Just outside Austin, in Georgetown, Texas, vast brand new planned communities as far as the eye can see, which is quite far in this part of the country. But a small subdivision immediately draws the focus. Just completed, it is now the world's largest 3D-printed community.
Two years ago, LennarThe second largest home builder in the country, collaborated with Icon, a 3D technology company, to print 100 houses in the Wolf Ranch development. The companies say that around 75% of them have already been sold.
All walls have completed edges, because this way the printers navigate with the concrete. Due to the layering process it feels like a hard corduroy with wide Walloons. The roof covering is the only part of the structures that are not 3D printing and is made of metal in this community. Every house is on solar energy.
Lennar and Icon 3D printed houses.
Diana Olick | CNBC
“We have a sustainable product here that if you look at the wind resistance for hurricanes, the fire resistance for a fire-worn-out-the possibility of adapting the modern product to what we need for the future in housing and building a healthier housing market is great,” said Stuart Miller, chairman and Co-Coo van Lennar.
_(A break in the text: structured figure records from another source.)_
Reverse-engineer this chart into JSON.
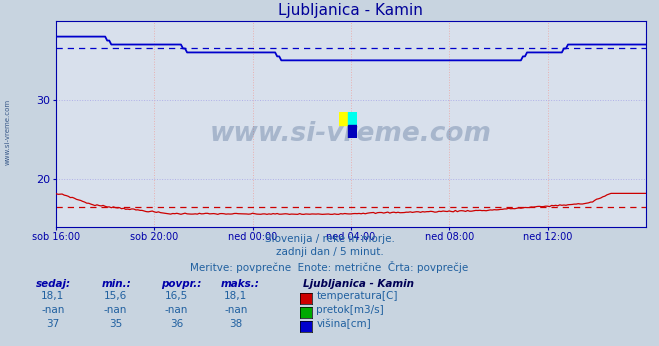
{
  "title": "Ljubljanica - Kamin",
  "title_color": "#000099",
  "bg_color": "#c8d4e0",
  "plot_bg_color": "#d8e0ec",
  "grid_v_color": "#e8b0b0",
  "grid_h_color": "#b0b0e8",
  "ylim": [
    14.0,
    40.0
  ],
  "yticks": [
    20,
    30
  ],
  "xtick_labels": [
    "sob 16:00",
    "sob 20:00",
    "ned 00:00",
    "ned 04:00",
    "ned 08:00",
    "ned 12:00"
  ],
  "xtick_positions": [
    0,
    48,
    96,
    144,
    192,
    240
  ],
  "total_points": 289,
  "temp_color": "#cc0000",
  "height_color": "#0000cc",
  "temp_avg": 16.5,
  "height_avg": 36.5,
  "watermark": "www.si-vreme.com",
  "watermark_color": "#2a4a7a",
  "sub_text1": "Slovenija / reke in morje.",
  "sub_text2": "zadnji dan / 5 minut.",
  "sub_text3": "Meritve: povprečne  Enote: metrične  Črta: povprečje",
  "legend_title": "Ljubljanica - Kamin",
  "legend_items": [
    {
      "label": "temperatura[C]",
      "color": "#cc0000"
    },
    {
      "label": "pretok[m3/s]",
      "color": "#00aa00"
    },
    {
      "label": "višina[cm]",
      "color": "#0000cc"
    }
  ],
  "table_headers": [
    "sedaj:",
    "min.:",
    "povpr.:",
    "maks.:"
  ],
  "table_rows": [
    [
      "18,1",
      "15,6",
      "16,5",
      "18,1"
    ],
    [
      "-nan",
      "-nan",
      "-nan",
      "-nan"
    ],
    [
      "37",
      "35",
      "36",
      "38"
    ]
  ],
  "sidebar_text": "www.si-vreme.com",
  "sidebar_color": "#3a5a8a"
}
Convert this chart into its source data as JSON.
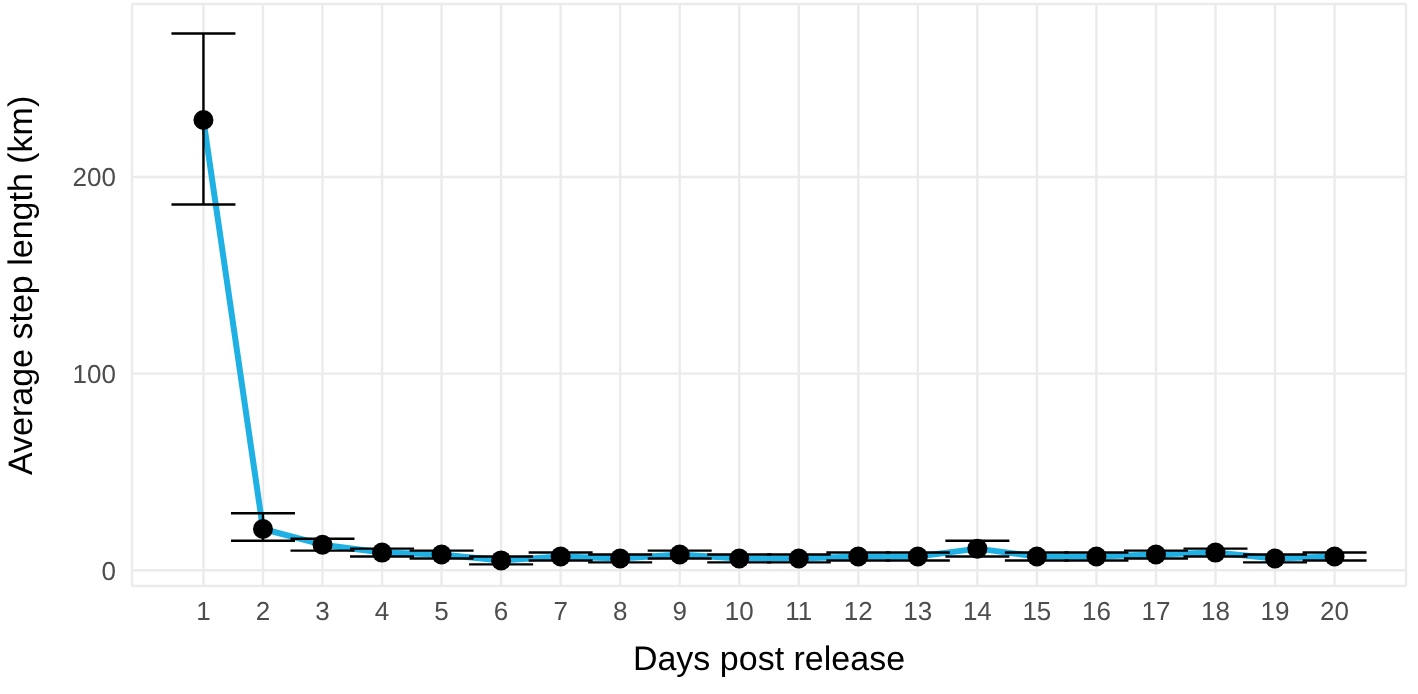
{
  "chart_data": {
    "type": "scatter",
    "xlabel": "Days post release",
    "ylabel": "Average step length (km)",
    "x": [
      1,
      2,
      3,
      4,
      5,
      6,
      7,
      8,
      9,
      10,
      11,
      12,
      13,
      14,
      15,
      16,
      17,
      18,
      19,
      20
    ],
    "series": [
      {
        "type": "line",
        "color": "#1fb1e3",
        "marker": "none",
        "values": [
          229,
          21,
          13,
          9,
          8,
          5,
          7,
          6,
          8,
          6,
          6,
          7,
          7,
          11,
          7,
          7,
          8,
          9,
          6,
          7
        ]
      },
      {
        "color": "#000000",
        "marker": "circle",
        "values": [
          229,
          21,
          13,
          9,
          8,
          5,
          7,
          6,
          8,
          6,
          6,
          7,
          7,
          11,
          7,
          7,
          8,
          9,
          6,
          7
        ],
        "errors": [
          [
            186,
            273
          ],
          [
            15,
            29
          ],
          [
            10,
            16
          ],
          [
            7,
            11
          ],
          [
            6,
            10
          ],
          [
            3,
            7
          ],
          [
            5,
            9
          ],
          [
            4,
            8
          ],
          [
            6,
            10
          ],
          [
            4,
            8
          ],
          [
            4,
            8
          ],
          [
            5,
            9
          ],
          [
            5,
            9
          ],
          [
            7,
            15
          ],
          [
            5,
            9
          ],
          [
            5,
            9
          ],
          [
            6,
            10
          ],
          [
            7,
            11
          ],
          [
            4,
            8
          ],
          [
            5,
            9
          ]
        ]
      }
    ],
    "xlim": [
      -0.2,
      21.2
    ],
    "xticks": [
      1,
      2,
      3,
      4,
      5,
      6,
      7,
      8,
      9,
      10,
      11,
      12,
      13,
      14,
      15,
      16,
      17,
      18,
      19,
      20
    ],
    "ylim": [
      -8,
      288
    ],
    "yticks": [
      0,
      100,
      200
    ],
    "grid": true
  }
}
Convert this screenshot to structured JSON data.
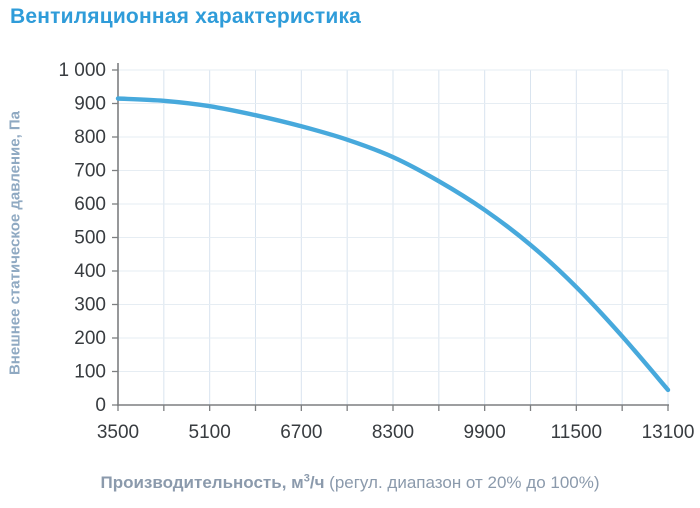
{
  "title": "Вентиляционная характеристика",
  "xlabel_parts": {
    "bold": "Производительность, м",
    "sup": "3",
    "bold2": "/ч",
    "rest": " (регул. диапазон от 20% до 100%)"
  },
  "chart_data": {
    "type": "line",
    "title": "Вентиляционная характеристика",
    "xlabel": "Производительность, м3/ч (регул. диапазон от 20% до 100%)",
    "ylabel": "Внешнее статическое давление, Па",
    "xlim": [
      3500,
      13100
    ],
    "ylim": [
      0,
      1000
    ],
    "x_major_step": 1600,
    "x_minor_step": 800,
    "y_step": 100,
    "x_tick_labels": [
      "3500",
      "5100",
      "6700",
      "8300",
      "9900",
      "11500",
      "13100"
    ],
    "y_tick_labels": [
      "0",
      "100",
      "200",
      "300",
      "400",
      "500",
      "600",
      "700",
      "800",
      "900",
      "1 000"
    ],
    "grid": true,
    "legend": false,
    "series": [
      {
        "name": "Внешнее статическое давление, Па",
        "x": [
          3500,
          4300,
          5100,
          5900,
          6700,
          7500,
          8300,
          9100,
          9900,
          10700,
          11500,
          12300,
          13100
        ],
        "y": [
          915,
          908,
          892,
          865,
          832,
          792,
          740,
          668,
          582,
          478,
          352,
          205,
          45
        ]
      }
    ]
  },
  "colors": {
    "title": "#2f9cd9",
    "curve": "#47a9dc",
    "axis": "#7d7f81",
    "grid_vertical": "#d9e4ef",
    "grid_horizontal": "#e6edf3",
    "tick_label": "#383c40",
    "x_axis_label": "#8b9aac",
    "y_axis_label": "#8fa9c2"
  }
}
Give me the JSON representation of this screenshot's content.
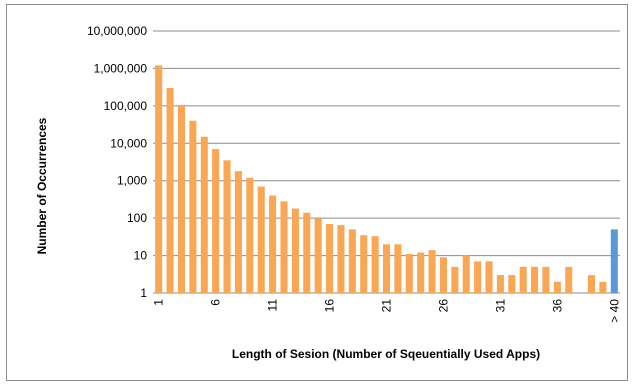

Icon started the project at Wolf Ranch in 2022, using two 40-foot robot printers. By the second year, the company used 11 machines, so that the printing time was shortened in half and two houses per week was cut out. Every printer does the work of more than a dozen construction workers. The systems operated 24 hours a day.
“All lessons about this technology must be done on a scale,” says Jason Ballard, CEO of Icon. “The truth is in the field, not in the lab.”
Ballard said that his team had to work out large -scale logistics with the Lennar teams, everything, from laying foundations to pressure walls, installing interior systems and adding roofing.
“Finding out how to integrate with the activities of Lennar, which are probably the best scale builders in the world, was a really growing moment for our company,” said Ballard.
Lennar and Icon 3D printed houses.
Diana Olick | CNBC
The houses have all the facilities of a conventionally built Lennar community. They come in models of 2 and 3 bedrooms and start with just under $ 400,000.
Holly Feekings and her husband, both retired, moved to their 3D-printed house about a year ago. She said that the best part of life in the printed house is her electric bill – only $ 26 last month. Concrete retains its temperature, heat or cold air, better than its previous standard colonial, said Feekings. She also likes the sustainability of the house.
“I feel safer in this house than any house I have ever lived because it is built so well, it is not going to burn off,” said Feekings.
Around the corner Pierre Megie and his girlfriend were attracted by the appearance of the house.
“We wanted high doors, larger ceilings, cement floors, somehow, and this house had everything. Really just a combination of energy efficiency, the usability, the price and then the aesthetics,” Megie said.
Lennar and Icon 3D printed houses.
Diana Olick | CNBC
The community was an experiment for Lennar. The costs to get up, according to Miller and Ballard, were slightly higher than expected when they worked through the nodding.
Miller said that Lennar is now his second 3D-printed community in Texas planting with Icon, about 200 houses, which will cost even less to build, seeing what the companies have learned in Georgetown. The next community will have larger houses, and Ballard expects them to go up even faster and cheaper.
“We have seen our costs fall by half. We have seen our cycling time fall by half. This is a significant improvement in the development of a housing market that has the opportunity to change over time and to be more flexible and functional in offering affordable and feasible housing for a wider part of the market,” Miller said.
Regarding the increasing risk of rates between us and trading partners, Ballard said that all the concrete that uses his company comes from Stateside.